I am feeling somewhat jaded after eight days on the move, without spending two nights in the same hotel – irritatingly leaving a rather fine pair of trousers that I’ve become rather fond of somewhere along the way.

It all started last Monday in Geneva where we had been invited to make a presentation to the UNHCR. That is a big deal. The livestock strategy paper we’d been asked to produce for Chad has been somewhat stalled (could it be the three million pounds we reckoned it might cost?), so it was really exciting to get a chance to shake them all up a bit. Simon (our communications guy) and I had done a bit of work on a bi-lingual presentation and a bit of film (culled from our appearance on Channel 4 News and the BBC – but don’t tell them), and it looked pretty good. We got a pretty good reception too. We've always tended to find in our dealings with the powers that be that amazingly, (and from with people who’ve got more doctorates and degrees between them than Tony Blair’s had free holidays), they rarely twig that nomads and poor farmers in Africa depend on animals. Perhaps we’ve begun to lift the veil from their eyes.
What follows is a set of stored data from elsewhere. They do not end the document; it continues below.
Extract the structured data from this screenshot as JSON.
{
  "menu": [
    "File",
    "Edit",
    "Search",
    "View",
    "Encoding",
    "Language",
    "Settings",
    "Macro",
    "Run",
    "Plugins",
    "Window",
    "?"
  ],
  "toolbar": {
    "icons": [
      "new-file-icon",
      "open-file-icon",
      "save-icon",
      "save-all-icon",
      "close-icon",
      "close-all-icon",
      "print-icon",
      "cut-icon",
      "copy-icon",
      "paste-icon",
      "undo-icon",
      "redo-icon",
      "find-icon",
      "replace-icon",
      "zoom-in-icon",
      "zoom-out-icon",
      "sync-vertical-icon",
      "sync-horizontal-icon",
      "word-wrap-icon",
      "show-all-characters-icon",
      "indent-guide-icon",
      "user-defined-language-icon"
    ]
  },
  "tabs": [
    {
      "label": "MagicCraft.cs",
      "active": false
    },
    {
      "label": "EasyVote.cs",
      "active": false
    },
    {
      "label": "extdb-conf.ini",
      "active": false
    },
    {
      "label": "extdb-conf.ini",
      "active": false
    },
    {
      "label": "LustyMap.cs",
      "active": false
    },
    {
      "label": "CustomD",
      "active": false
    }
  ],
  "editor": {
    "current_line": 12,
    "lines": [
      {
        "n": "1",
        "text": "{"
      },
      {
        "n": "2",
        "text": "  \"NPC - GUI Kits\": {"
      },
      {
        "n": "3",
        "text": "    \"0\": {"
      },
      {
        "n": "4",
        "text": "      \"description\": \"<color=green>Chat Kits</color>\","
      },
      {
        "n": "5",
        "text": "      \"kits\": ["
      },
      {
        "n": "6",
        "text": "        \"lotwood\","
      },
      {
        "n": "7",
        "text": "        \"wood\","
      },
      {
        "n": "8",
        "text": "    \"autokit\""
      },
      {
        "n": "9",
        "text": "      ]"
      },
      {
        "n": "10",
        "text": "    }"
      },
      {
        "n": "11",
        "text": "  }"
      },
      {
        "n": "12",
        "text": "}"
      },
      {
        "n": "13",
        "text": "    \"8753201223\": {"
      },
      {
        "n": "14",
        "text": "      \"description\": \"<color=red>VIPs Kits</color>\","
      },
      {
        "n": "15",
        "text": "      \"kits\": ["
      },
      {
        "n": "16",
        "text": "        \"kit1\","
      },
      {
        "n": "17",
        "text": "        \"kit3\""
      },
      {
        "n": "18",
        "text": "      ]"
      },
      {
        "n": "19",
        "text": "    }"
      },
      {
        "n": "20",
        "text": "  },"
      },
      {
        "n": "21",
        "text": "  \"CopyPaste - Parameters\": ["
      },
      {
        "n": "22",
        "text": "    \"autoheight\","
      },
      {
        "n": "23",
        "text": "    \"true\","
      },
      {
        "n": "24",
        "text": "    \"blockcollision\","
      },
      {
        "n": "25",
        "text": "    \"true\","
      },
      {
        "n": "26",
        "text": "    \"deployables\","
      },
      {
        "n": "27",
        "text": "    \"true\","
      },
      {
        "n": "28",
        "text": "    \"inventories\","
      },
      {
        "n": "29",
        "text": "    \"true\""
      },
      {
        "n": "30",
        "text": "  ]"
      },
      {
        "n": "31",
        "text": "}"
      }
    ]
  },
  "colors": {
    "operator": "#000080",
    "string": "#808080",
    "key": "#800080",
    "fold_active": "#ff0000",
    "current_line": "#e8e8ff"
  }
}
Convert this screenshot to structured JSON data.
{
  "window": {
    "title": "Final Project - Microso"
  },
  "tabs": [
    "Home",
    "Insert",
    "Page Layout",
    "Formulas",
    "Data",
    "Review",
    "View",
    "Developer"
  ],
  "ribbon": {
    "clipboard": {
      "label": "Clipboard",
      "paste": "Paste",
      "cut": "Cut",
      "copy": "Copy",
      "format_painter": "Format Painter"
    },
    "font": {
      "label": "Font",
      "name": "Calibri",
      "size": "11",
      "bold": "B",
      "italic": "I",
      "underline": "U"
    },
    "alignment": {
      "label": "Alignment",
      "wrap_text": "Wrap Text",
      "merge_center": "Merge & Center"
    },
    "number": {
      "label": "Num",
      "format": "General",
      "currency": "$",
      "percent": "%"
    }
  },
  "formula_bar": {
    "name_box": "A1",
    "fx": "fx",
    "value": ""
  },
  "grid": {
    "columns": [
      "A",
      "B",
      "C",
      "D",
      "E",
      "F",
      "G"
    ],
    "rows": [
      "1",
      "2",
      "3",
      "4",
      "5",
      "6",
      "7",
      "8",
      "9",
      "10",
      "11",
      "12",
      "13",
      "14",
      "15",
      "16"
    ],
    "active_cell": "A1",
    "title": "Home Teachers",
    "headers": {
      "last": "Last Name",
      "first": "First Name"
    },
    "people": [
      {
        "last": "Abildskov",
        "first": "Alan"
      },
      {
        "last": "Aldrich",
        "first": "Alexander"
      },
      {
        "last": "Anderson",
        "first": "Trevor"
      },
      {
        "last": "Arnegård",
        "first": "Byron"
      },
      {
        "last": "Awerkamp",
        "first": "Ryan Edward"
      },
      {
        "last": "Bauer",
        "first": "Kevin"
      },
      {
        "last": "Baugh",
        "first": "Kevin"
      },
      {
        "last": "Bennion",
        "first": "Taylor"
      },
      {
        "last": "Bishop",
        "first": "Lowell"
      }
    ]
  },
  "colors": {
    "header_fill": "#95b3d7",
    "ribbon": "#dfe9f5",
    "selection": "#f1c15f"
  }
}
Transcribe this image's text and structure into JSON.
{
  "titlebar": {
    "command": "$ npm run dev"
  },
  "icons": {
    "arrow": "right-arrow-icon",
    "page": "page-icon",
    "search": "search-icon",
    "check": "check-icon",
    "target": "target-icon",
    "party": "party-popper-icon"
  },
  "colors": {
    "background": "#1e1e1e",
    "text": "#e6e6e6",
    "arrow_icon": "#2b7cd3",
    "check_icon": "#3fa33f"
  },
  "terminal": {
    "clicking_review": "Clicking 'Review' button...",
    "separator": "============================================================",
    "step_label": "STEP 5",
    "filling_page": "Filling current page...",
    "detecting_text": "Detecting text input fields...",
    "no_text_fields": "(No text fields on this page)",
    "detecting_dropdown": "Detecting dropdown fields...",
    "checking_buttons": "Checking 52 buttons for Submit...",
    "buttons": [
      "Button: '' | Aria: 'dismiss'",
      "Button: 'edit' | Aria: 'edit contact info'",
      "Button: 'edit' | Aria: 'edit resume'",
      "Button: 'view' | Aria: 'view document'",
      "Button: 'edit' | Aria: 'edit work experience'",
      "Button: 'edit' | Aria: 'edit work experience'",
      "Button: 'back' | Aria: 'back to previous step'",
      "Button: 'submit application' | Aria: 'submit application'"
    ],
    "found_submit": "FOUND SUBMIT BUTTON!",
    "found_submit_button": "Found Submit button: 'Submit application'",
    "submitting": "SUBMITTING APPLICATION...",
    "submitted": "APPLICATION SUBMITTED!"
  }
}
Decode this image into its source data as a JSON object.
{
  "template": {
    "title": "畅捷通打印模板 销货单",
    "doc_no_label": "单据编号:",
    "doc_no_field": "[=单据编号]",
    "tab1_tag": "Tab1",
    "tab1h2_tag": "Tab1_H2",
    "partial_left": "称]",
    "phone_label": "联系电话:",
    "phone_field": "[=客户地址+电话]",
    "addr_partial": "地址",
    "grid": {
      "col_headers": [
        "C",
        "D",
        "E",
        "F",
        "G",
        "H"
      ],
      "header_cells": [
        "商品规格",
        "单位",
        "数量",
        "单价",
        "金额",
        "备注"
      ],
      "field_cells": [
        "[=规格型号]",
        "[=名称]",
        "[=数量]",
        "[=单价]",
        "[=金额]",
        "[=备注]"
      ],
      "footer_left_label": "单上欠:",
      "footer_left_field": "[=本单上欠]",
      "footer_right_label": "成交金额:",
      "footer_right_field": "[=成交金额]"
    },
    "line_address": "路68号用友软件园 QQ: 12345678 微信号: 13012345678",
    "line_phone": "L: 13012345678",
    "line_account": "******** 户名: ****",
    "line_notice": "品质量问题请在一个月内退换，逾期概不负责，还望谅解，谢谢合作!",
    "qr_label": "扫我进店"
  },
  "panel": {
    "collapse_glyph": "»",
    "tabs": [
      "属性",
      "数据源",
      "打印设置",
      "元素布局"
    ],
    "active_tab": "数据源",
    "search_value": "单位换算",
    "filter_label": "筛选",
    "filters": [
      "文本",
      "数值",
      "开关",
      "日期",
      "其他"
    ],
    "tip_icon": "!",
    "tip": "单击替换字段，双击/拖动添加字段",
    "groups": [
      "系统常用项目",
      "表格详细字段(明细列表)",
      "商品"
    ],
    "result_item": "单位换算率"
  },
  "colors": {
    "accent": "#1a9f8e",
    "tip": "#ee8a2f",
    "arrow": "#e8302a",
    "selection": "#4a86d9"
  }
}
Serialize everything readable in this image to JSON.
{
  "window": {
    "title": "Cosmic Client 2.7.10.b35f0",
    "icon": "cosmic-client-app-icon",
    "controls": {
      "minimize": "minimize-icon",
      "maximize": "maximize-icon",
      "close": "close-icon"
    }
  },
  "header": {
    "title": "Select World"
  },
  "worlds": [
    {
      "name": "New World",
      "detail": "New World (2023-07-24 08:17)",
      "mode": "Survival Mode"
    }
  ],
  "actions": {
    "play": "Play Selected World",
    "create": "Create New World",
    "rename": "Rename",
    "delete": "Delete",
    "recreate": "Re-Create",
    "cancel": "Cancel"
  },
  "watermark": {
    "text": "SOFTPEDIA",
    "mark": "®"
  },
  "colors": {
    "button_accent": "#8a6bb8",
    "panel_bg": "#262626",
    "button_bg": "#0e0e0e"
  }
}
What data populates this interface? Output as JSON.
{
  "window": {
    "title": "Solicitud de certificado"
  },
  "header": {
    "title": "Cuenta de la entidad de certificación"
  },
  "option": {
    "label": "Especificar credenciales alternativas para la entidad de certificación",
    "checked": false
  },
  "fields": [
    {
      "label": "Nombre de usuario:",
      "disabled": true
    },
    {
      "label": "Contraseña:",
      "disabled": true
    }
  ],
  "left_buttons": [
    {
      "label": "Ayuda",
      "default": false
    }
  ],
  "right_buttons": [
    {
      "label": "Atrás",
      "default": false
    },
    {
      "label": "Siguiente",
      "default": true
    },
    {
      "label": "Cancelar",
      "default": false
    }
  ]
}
Then I went on to Marrakech that night by Air France via Paris. Big Mistake.
France was on strike. And not helped by them being whupped by Italy in the football while I was trying to get from Charles de Gaulle airport across Paris to Orly.
Royal Air Maroc cancelled a couple of flights, and I finally crawled into bed in Marrakech at two-thirty the following morning.

Then we had an inspection tour of our various clinics and projects with a couple of trustees, before winding up in Tangiers, the other end of the country, on Saturday.
I must have driven at least a thousand miles in the three days, dodging the police speed traps wherever possible, or trying to schmooze out of trouble when caught.
It normally works – ‘Oh officer, was I really doing a hundred and fifty in an eighty zone ? Surely not ? And your country is so lovely – what a silly stupid little visitor to your lovely country I’ve been’.

‘Well, yes you were. But don’t you ever be so naughty again –now off you go’

Though I did come unstuck once.

Several years ago I was stopped coming out of Ben Guerir on the way down to Marrakech, doing some amazing amount above the speed limit.
One of Morocco’s finest invited me to step out of the car and requested my driving licence.
‘Your middle name is Ferguson I see’
‘Yes’ I replied.
‘That’s interesting’ he went on,’ I once had a Ferguson television’.
‘Yesss !’ I thought to myself, ‘That should do it’.
‘That was my uncle,’ I replied, ’he made televisions’.
‘Great!’ he grinned at me. ‘Revenge at last. You’re fined five hundred dirhams – the bloody thing never did work properly’.

So in Tangier yesterday we had our annual ‘out-of-this-world-experience’, when the original It-Girl, Annie Lambton, organises a cocktail party cum fundraiser on the roof of her house in the middle of a sumptuous garden. Tangier is famous of course for its, er, ’colourful’ people, and they come along in force for drinkies, and don’t seem to mind too much having their cash forcibly extracted from them.